Identifying and assessing whether impairment indicators exist, or if events or changes in circumstances have occurred, including assumptions about future power plant dispatch levels, changes in future sales price, operating costs and other factors that impact anticipated revenue and customer demand, requires significant judgment. We determined that indicators of impairment existed at MLMC during the fourth quarter of 2023 and, as a result, MLMC's long-lived assets were reviewed for impairment. We assessed the recoverability of the MLMC asset group and determined that the assets were not fully recoverable when compared to the remaining future undiscounted cash flows from these assets. As a result, we estimated the fair value of the asset group which resulted in a non-cash, long-lived asset impairment charge of $65.9 million in 2023. 

See Note 9 to the Consolidated Financial Statements in this Form 10-K for further discussion of our impairment analysis.

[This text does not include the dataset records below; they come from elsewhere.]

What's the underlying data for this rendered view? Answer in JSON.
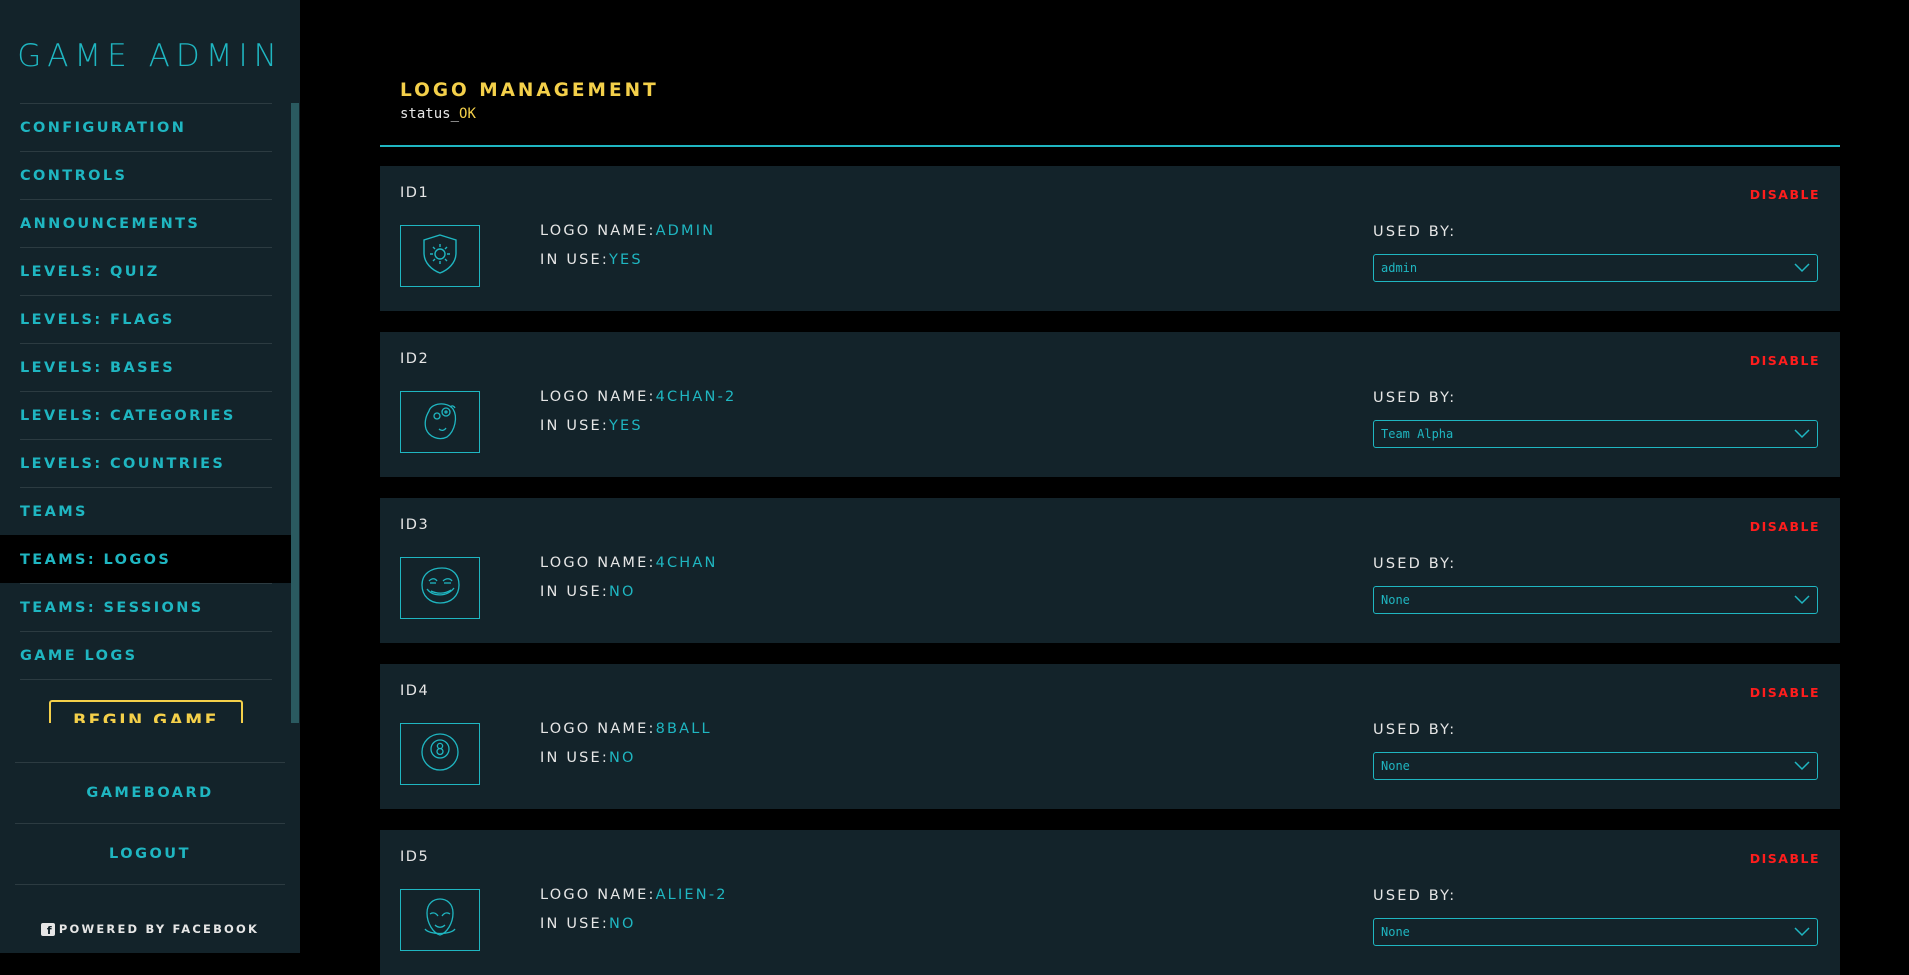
{
  "app": {
    "brand": "GAME ADMIN"
  },
  "sidebar": {
    "items": [
      {
        "label": "CONFIGURATION"
      },
      {
        "label": "CONTROLS"
      },
      {
        "label": "ANNOUNCEMENTS"
      },
      {
        "label": "LEVELS: QUIZ"
      },
      {
        "label": "LEVELS: FLAGS"
      },
      {
        "label": "LEVELS: BASES"
      },
      {
        "label": "LEVELS: CATEGORIES"
      },
      {
        "label": "LEVELS: COUNTRIES"
      },
      {
        "label": "TEAMS"
      },
      {
        "label": "TEAMS: LOGOS",
        "active": true
      },
      {
        "label": "TEAMS: SESSIONS"
      },
      {
        "label": "GAME LOGS"
      }
    ],
    "begin_game": "BEGIN GAME",
    "gameboard": "GAMEBOARD",
    "logout": "LOGOUT",
    "powered_by": "POWERED BY FACEBOOK",
    "fb_icon": "f"
  },
  "page": {
    "title": "LOGO MANAGEMENT",
    "status_prefix": "status_",
    "status_value": "OK"
  },
  "labels": {
    "logo_name": "LOGO NAME:",
    "in_use": "IN USE:",
    "used_by": "USED BY:",
    "disable": "DISABLE"
  },
  "logos": [
    {
      "id": "ID1",
      "name": "ADMIN",
      "in_use": "YES",
      "used_by": "admin",
      "icon": "shield-gear-icon"
    },
    {
      "id": "ID2",
      "name": "4CHAN-2",
      "in_use": "YES",
      "used_by": "Team Alpha",
      "icon": "rage-face-icon"
    },
    {
      "id": "ID3",
      "name": "4CHAN",
      "in_use": "NO",
      "used_by": "None",
      "icon": "troll-face-icon"
    },
    {
      "id": "ID4",
      "name": "8BALL",
      "in_use": "NO",
      "used_by": "None",
      "icon": "eight-ball-icon"
    },
    {
      "id": "ID5",
      "name": "ALIEN-2",
      "in_use": "NO",
      "used_by": "None",
      "icon": "alien-face-icon"
    }
  ],
  "colors": {
    "accent": "#1fb6c1",
    "highlight": "#f4d04a",
    "danger": "#ff1d1d",
    "panel": "#13232a",
    "background": "#000000"
  }
}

Income taxes: We file income tax returns in the U.S. federal jurisdiction, and in various state and foreign jurisdictions. Tax law requires certain items to be included in the tax return at different times than the items are reflected in the financial statements. Some of these differences are permanent, such as the benefit associated with percentage depletion (tax deductions for depletion that may exceed the tax basis in the mineral reserve) and expenses that are not deductible for tax purposes, and some differences are temporary, reversing over time, such as depreciation expense. These temporary differences create deferred tax assets and liabilities using currently enacted tax rates. The objective of accounting for income taxes is to recognize the amount of taxes payable or refundable for the current year, and deferred tax liabilities and assets for the future tax consequences of events that have been recognized in the financial statements or tax returns. The effect of a change in tax rates on deferred tax assets and liabilities is recognized in the provision for income taxes in the period that includes the enactment date. Management is required to estimate the timing of the recognition of deferred tax assets and liabilities, make assumptions about the future deductibility of deferred tax assets and assess deferred tax liabilities based on enacted laws and tax rates for the appropriate tax jurisdictions to determine the amount of such deferred tax assets and liabilities. Changes in the calculated deferred tax assets and liabilities may occur in certain circumstances, including statutory income tax rate changes, statutory tax law changes, or changes in the structure or tax status.